Bir gün korsan yolumu kesti, içi dolu keseyi bulunca içinde kaç altın var diye sordu. İçimden, doğru söylemekte hayır vardır, dedim ve sonra beşyüz dinar, dedim. Onu bana ver, dedi. Ben de çıkarıp keseyi verdim. Adam dinarları saydı, beşyüz olduğunu gördü ve: Keseni al, sıdkın beni tuttu (korkun bana tesir etti) dedi. Sonra bineğinden indi ve buyrun, siz binin, dedi. Ben: Binmek istemiyorum, dedim. O: Olmaz, mutlaka bineceksin dedi ve ısrar etti. Neticede bineğe bindim. Adam: Ben de peşinden geliyorum, dedi. Gelecek yıl olunca tekrar beni buldu, bir daha ölünceye kadar benden ayrılmadı».

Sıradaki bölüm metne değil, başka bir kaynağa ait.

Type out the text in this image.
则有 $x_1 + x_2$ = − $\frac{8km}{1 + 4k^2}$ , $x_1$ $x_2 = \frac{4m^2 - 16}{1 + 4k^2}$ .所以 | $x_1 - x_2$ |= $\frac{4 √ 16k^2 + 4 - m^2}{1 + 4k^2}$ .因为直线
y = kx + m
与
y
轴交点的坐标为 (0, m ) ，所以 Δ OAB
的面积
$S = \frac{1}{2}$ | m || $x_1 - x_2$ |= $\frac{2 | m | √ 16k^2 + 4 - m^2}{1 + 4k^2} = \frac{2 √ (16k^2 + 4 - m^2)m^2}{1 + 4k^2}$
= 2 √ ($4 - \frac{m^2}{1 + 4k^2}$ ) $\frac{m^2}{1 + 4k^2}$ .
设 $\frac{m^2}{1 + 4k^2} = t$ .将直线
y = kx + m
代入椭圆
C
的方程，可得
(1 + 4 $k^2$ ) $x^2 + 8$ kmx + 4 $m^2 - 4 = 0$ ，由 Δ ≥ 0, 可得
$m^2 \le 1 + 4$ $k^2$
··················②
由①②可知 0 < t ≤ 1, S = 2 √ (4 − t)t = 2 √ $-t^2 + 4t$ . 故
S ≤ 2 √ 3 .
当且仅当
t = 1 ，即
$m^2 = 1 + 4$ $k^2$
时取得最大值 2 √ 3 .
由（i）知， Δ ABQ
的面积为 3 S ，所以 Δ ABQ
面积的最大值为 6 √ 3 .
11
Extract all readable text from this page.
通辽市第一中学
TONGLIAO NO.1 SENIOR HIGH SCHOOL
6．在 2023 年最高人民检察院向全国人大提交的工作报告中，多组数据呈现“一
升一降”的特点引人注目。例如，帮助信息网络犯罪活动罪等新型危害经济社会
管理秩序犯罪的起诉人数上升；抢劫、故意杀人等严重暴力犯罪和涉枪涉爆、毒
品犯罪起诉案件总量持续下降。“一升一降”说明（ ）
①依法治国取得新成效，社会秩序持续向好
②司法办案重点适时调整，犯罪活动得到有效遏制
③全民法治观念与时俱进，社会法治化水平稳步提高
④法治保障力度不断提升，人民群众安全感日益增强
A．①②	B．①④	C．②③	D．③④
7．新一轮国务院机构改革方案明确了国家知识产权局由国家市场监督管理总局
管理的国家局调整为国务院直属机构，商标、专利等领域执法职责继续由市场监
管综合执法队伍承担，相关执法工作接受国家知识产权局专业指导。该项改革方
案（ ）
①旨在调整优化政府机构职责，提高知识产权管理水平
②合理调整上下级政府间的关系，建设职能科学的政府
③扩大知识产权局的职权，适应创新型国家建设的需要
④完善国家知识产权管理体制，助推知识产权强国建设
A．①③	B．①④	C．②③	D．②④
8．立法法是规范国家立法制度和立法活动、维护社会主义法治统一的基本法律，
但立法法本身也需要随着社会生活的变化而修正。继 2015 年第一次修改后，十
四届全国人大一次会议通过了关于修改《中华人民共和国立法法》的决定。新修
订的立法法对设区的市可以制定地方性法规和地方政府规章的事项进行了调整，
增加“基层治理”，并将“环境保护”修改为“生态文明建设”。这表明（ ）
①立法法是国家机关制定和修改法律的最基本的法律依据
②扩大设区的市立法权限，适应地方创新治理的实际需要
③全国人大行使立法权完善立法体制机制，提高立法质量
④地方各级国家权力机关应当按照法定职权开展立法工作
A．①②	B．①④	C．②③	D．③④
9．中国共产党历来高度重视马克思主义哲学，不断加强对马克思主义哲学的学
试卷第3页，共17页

Cafer Havvas, İbrahim Havvas´ın şunu söylediğini işitmiştir: «Sâdıkı, ya üzerine farz olanı edâ ederken veya nafile ibadetle meşgul olurken görürsün, başka bir hâl üzere göremezsin».
Cafer Havvas, Cüneyd´in şöyle dediğini duymuştur-. «Sıdkın hakikati, yalandan başka şeyin seni kurtaramayacağını (sandığın bir) yerde doğru söylemendir».

Denilmiştir ki: Şu üç husus sâdıktan başkasında bulunmaz: Tatlı bir dil, heybetli (ve saygı duyulur) bir görünüm ve nurânî bir yüz. (Halâvet, heybet, melâhat).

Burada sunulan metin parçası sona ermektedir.